Personal information
- Full name: Gil Orriols Jansana
- Date of birth: 17 March 1977 (age 48)
- Place of birth: Barcelona, Catalonia, Spain

Managerial career
- Years: Team
- 2003–2005: Barcelona C (youth coach)
- 2005: Montreal Impact (physical performance manager)
- 2005–2009: ASPIRE Academy (academy coach)
- 2009–2011: Montreal Impact (assistant)
- 2012: Montreal Impact (assistant)
- 2012: KAS Eupen (assistant)

= Gil Orriols =

Spanish football manager (born 1977)

Gil Orriols Jansana (born 17 January 1977) is a Spanish footballer manager.

==Early life==
Orriols was born in Barcelona, Catalonia. He is a former Alpine Skier and was 2000 champion of the Pierra Menta Jove. He made his master's degree in sport and physical education sciences at the University of Barcelona. He holds also a diploma in collective sports from the Institut Nacional d'Educació Física de Catalunya – Byomedic.

==Coaching career==
Orriols began his coaching career in 2003 with Barcelona C in Catalonia, where he served as physical and high performance coach. Mostly coaching Barcelona's youth teams from U-9 to U-20. In 2005 Orriols left Barcelona to go abroad to Canada to sign with the Montreal Impact organization, accepting a physical performance role with the club.
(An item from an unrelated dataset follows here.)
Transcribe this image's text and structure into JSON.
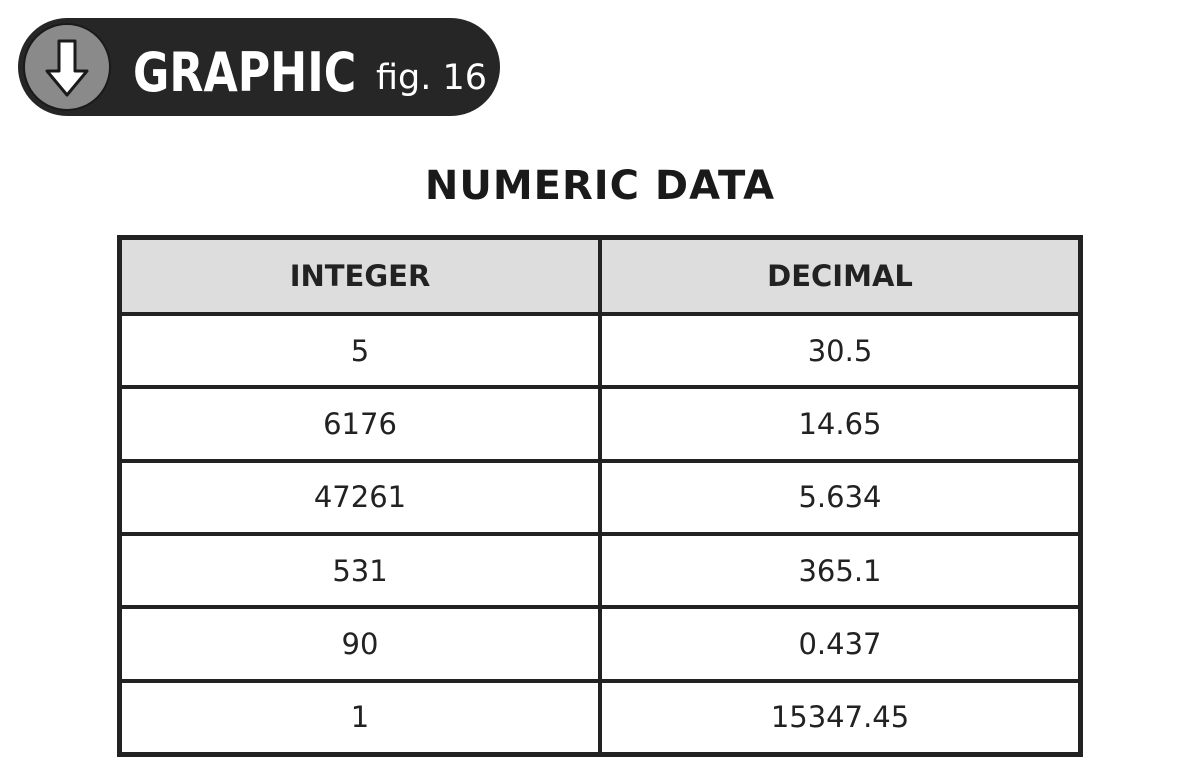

In Montreal he was responsible for creating a physical training plan adapted to the constraints of the Impact’s calendar. In August 2006 he accepted an offer from ASPIRE Academy in Qatar, where he was physical trainer until last October 2009. On 24 November 2009, he returned to Montreal to assume the role of assistant coach and physical performance manager under Marc Dos Santos.